The best part of this Intelligent Community “thing” for me is to see the patterns of the new energized community emerging. To do it, you have to learn to connect dots. After all, “Creativity,” as Steve Jobs said, “is just connecting the dots.”
The dots were linked again for me this past weekend in the Oceania galleries of New York’s Metropolitan Museum and in Mitchell, South Dakota. One of the happiest days of my life was nearly 35 years ago when I first became a member of the Metropolitan Museum of Art. It made me feel as if I had totally joined the City of New York. All of it. I now had the privilege of walking into that majestic building on Fifth Avenue and roaming the world as I pleased, as my heart and mind dictated. I could be curious and learn endlessly (my idea of heaven). It was a thrill and, looking back, it was the deliverance of “quality of life” that Manhattan had always promised. This feeling has continued to make all the difference about whether I live here or somewhere else.
As I strolled those galleries for the millionth time I flashed back to a moment last Tuesday, shortly after being given the keys to the City of Mitchell, South Dakota by Mayor Ken Tracy. The honor was given to me in a modest room where the city council gathers to plot the continued rise of Mitchell, one of this year’s Top7 cities. They not only plot the strategic direction of Mitchell, a place with a 2.8% unemployment rate (you read that right), they also listen inside that chamber to serious local issues that relate to their sidewalks, policing and tourist industry. With a major conflict pending over a measure that asks property owners to pay for sidewalk installations, I suspect that I was a breath of fresh air that evening – at least for the Council. I was there to officially recognize the city’s selection and to invite them to Toronto, Canada in June to be the “stars” of our Summit.
I also reinforced something that nearly every city champion explained to me as essential to Mitchell’s future: that quality of life is capital. It will be the formula which allows the city to keep its amazing balance between the gifts nature has provided and its economic destiny. In Mitchell the local meets the global. I know this because they issue pens which read, “bison and broadband.” The city of 15,285 has three broadband providers. Think of that. In places far larger they still spat about whether broadband is necessary, and who is going to pay for it. In Mitchell, however, broadband is in, but it is merely a building block for a structure called “quality of life.” This is the BIG BUILD. On these Great Plains of America, known as “God’s Country,” and sacred to the Lakota and Sioux Indian tribes of North America, the scramble to use broadband and Intelligent Community ideas to construct a great place to live and thrive is on.

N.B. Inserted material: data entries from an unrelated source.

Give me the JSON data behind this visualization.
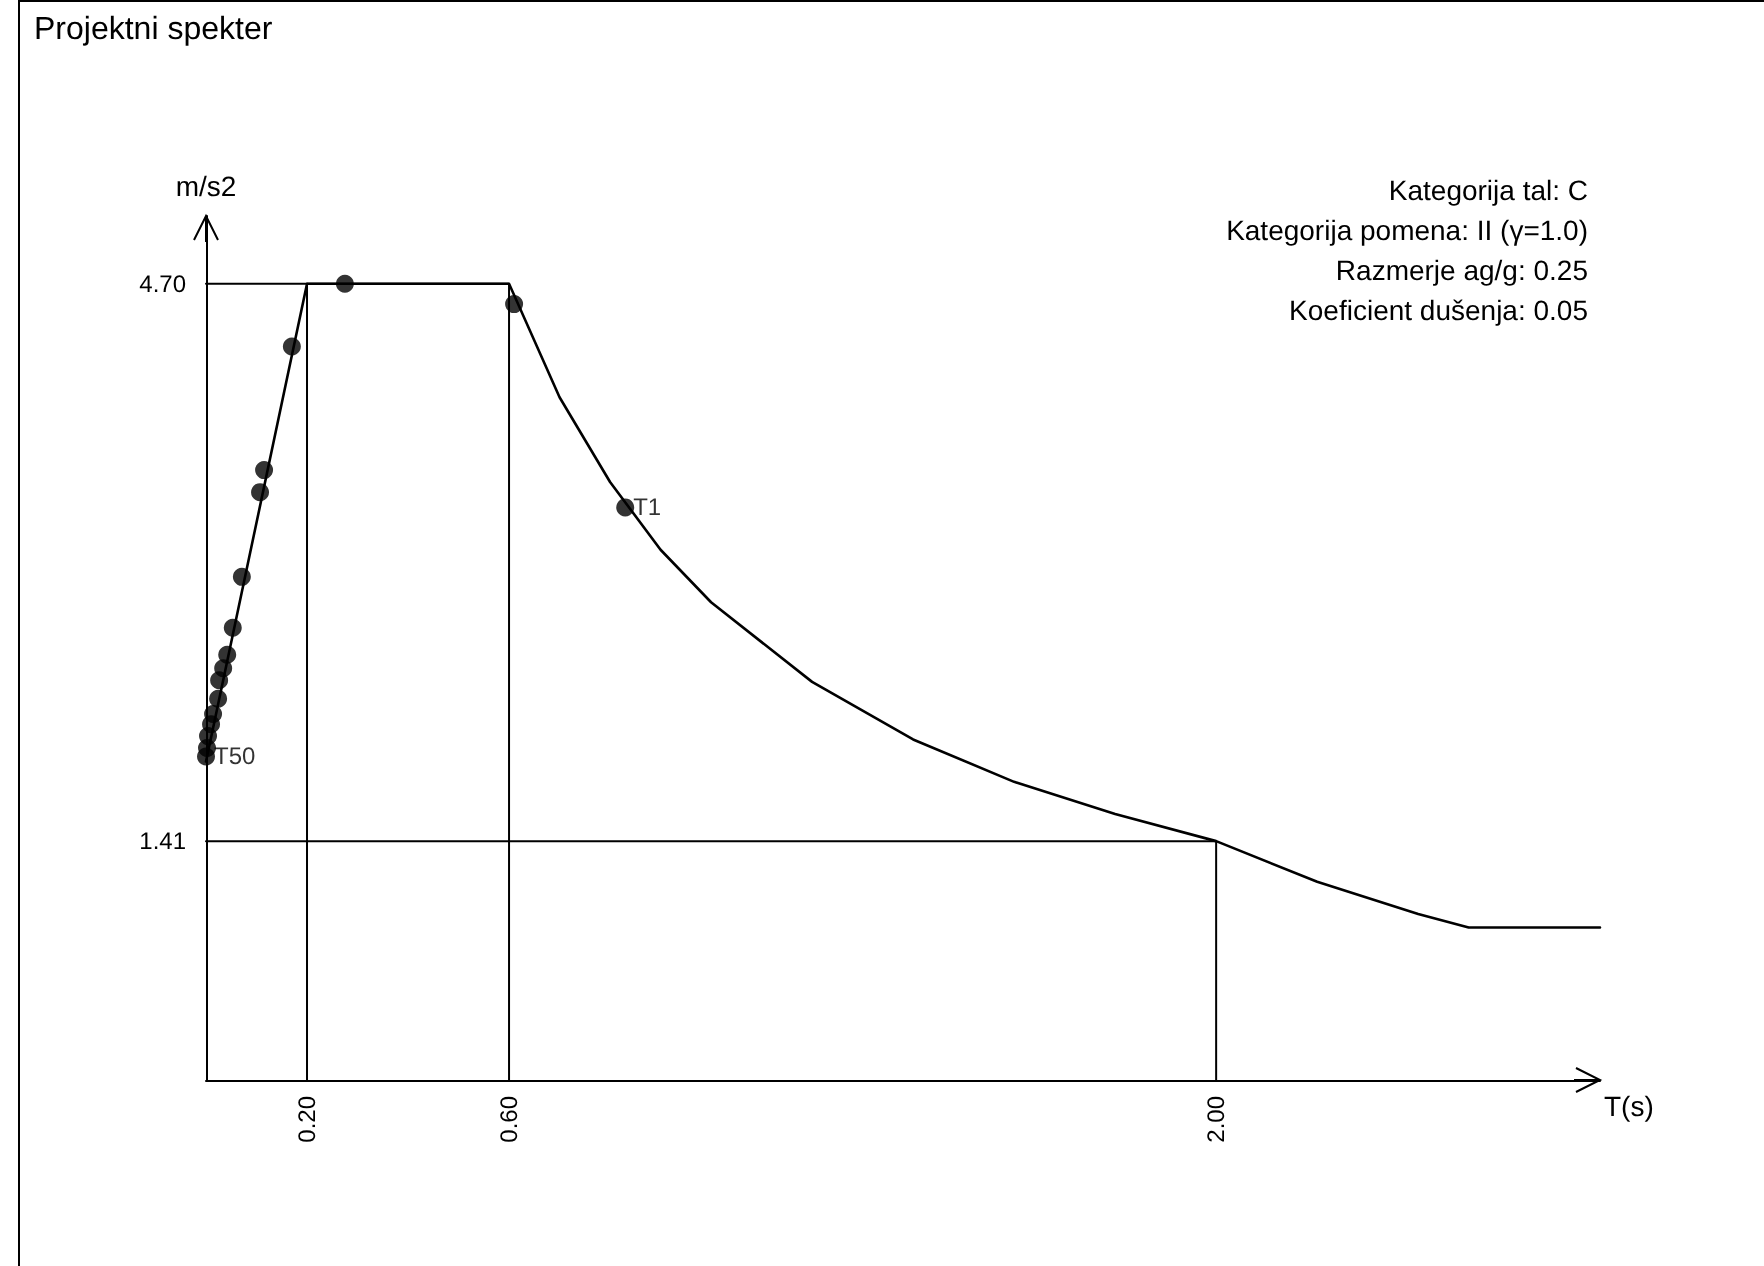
{
  "chart_data": {
    "type": "line",
    "title": "Projektni spekter",
    "xlabel": "T(s)",
    "ylabel": "m/s2",
    "annotations": [
      "Kategorija tal: C",
      "Kategorija pomena: II (γ=1.0)",
      "Razmerje ag/g: 0.25",
      "Koeficient dušenja: 0.05",
      {
        "text": "T1",
        "x": 0.83,
        "y": 3.38
      },
      {
        "text": "T50",
        "x": 0,
        "y": 1.91
      }
    ],
    "series": [
      {
        "color": "#000000",
        "marker": "none",
        "line_style": "solid",
        "x": [
          0,
          0.2,
          0.6,
          0.7,
          0.8,
          0.9,
          1.0,
          1.2,
          1.4,
          1.6,
          1.8,
          2.0,
          2.2,
          2.4,
          2.5,
          2.76
        ],
        "values": [
          1.88,
          4.7,
          4.7,
          4.03,
          3.53,
          3.13,
          2.82,
          2.35,
          2.01,
          1.76,
          1.57,
          1.41,
          1.17,
          0.98,
          0.9,
          0.9
        ]
      },
      {
        "type": "scatter",
        "color": "#000000",
        "marker": "circle",
        "x": [
          0.275,
          0.61,
          0.83,
          0.17,
          0.115,
          0.107,
          0.071,
          0.053,
          0.042,
          0.034,
          0.026,
          0.024,
          0.014,
          0.01,
          0.004,
          0.002,
          0
        ],
        "values": [
          4.7,
          4.58,
          3.38,
          4.33,
          3.6,
          3.47,
          2.97,
          2.67,
          2.51,
          2.43,
          2.36,
          2.25,
          2.16,
          2.1,
          2.03,
          1.96,
          1.91
        ]
      },
      {
        "type": "line",
        "color": "#000000",
        "marker": "none",
        "x": [
          0,
          0.2,
          0.2
        ],
        "values": [
          4.7,
          4.7,
          0
        ]
      },
      {
        "type": "line",
        "color": "#000000",
        "marker": "none",
        "x": [
          0.2,
          0.6,
          0.6
        ],
        "values": [
          4.7,
          4.7,
          0
        ]
      },
      {
        "type": "line",
        "color": "#000000",
        "marker": "none",
        "x": [
          0,
          2.0,
          2.0
        ],
        "values": [
          1.41,
          1.41,
          0
        ]
      }
    ],
    "xlim": [
      0,
      2.76
    ],
    "ylim": [
      0,
      5.1
    ],
    "xticks": [
      {
        "value": 0.2,
        "label": "0.20"
      },
      {
        "value": 0.6,
        "label": "0.60"
      },
      {
        "value": 2.0,
        "label": "2.00"
      }
    ],
    "yticks": [
      {
        "value": 1.41,
        "label": "1.41"
      },
      {
        "value": 4.7,
        "label": "4.70"
      }
    ],
    "grid": false
  }
}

Like Taichung, with its Calligraphy Greenway and the province of New Brunswick, Canada, which enabled a small population of 750,000 to produce three Top7 communities a few years ago, Mitchell has settled upon quality of life as the biggest challenge to restore a population that declined by 30% in the post-industrial era. The notion has taken root. Like the corn in the fields of Davison County (planted by high-tech tractors), ideas around quality of life have many variations. But the most compelling is driven by the evidence that many people who left the area want to return to Mitchell to enjoy nature and to be plugged into a global economy. People are coming home. I met several and they were all proud to be back. Nearly all of them asked me if I hunted pheasant or fished. (I do not.) But it is obviously essential to the city’s quality of life and what connects people just as the Museum membership card connects me to the home I love.

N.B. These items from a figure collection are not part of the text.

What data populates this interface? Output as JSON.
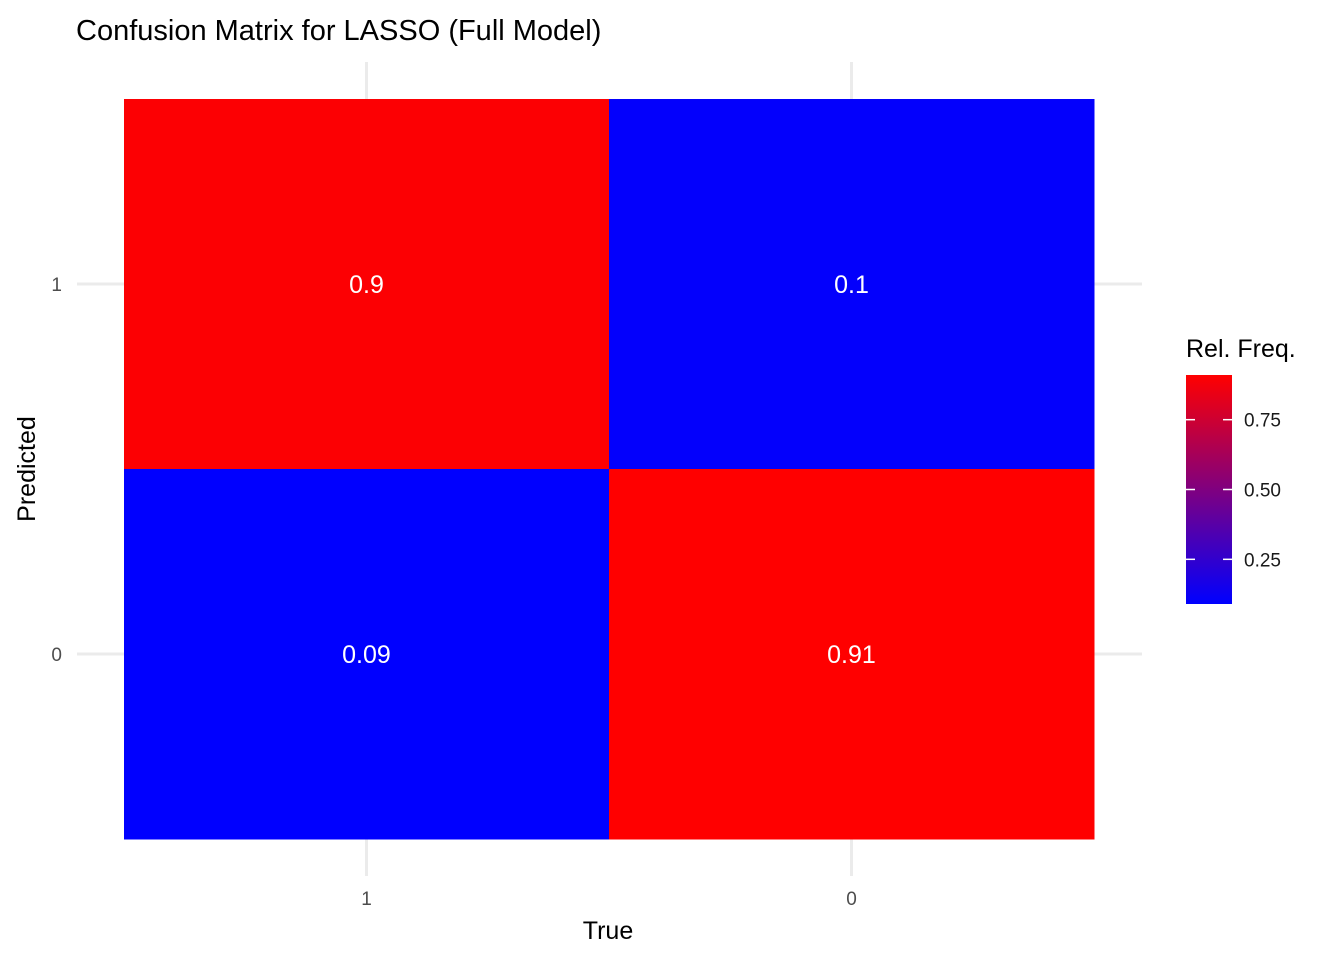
{
  "chart_data": {
    "type": "heatmap",
    "title": "Confusion Matrix for LASSO (Full Model)",
    "xlabel": "True",
    "ylabel": "Predicted",
    "x_categories": [
      "1",
      "0"
    ],
    "y_categories": [
      "1",
      "0"
    ],
    "cells": [
      {
        "true": "1",
        "predicted": "1",
        "value": 0.9,
        "label": "0.9"
      },
      {
        "true": "0",
        "predicted": "1",
        "value": 0.1,
        "label": "0.1"
      },
      {
        "true": "1",
        "predicted": "0",
        "value": 0.09,
        "label": "0.09"
      },
      {
        "true": "0",
        "predicted": "0",
        "value": 0.91,
        "label": "0.91"
      }
    ],
    "color_scale": {
      "low": "#0000ff",
      "high": "#ff0000",
      "limits": [
        0.09,
        0.91
      ]
    },
    "legend": {
      "title": "Rel. Freq.",
      "position": "right",
      "breaks": [
        0.25,
        0.5,
        0.75
      ],
      "break_labels": [
        "0.25",
        "0.50",
        "0.75"
      ]
    },
    "grid": true
  }
}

Mitchell is a dynamic community and is capable of going all the way in our awards program not because it is a monolithic economic powerhouse as were Taichung or Singapore in 2013 and 1999. Nor is it the most innovative place on earth, as Eindhoven and Waterloo could lay claim to having been in 2011 and 2007. Unlike New York (Intelligent Community of the Year, 2001) it is filled with modest people who get a little uncomfortable promoting themselves as “world class,” and hardly believe they are all of that. But they are. They reinforce the claim that the “middle of nowhere” is no more; that a renaissance is underway in the rural parts of the world. They were smart enough to push broadband through and to make people like it! Like a tractor which has smart technology embedded into it, and is boosting crop yields by numbers once thought unimaginable, the city has quietly, surely and in the steadfast way of its Norwegian heritage, become a “high tech city” without technology or frenzied Twitter freaks claiming their inflated presence. It meanders on, proud of the remarkable natural art on the outside of its famous Corn Place and the productivity and successful job placement of its technical schools. What they are most proud of, I believe, is the fact that its kids are starting to turn their sights back home, where the bison roam and the broadband is fast.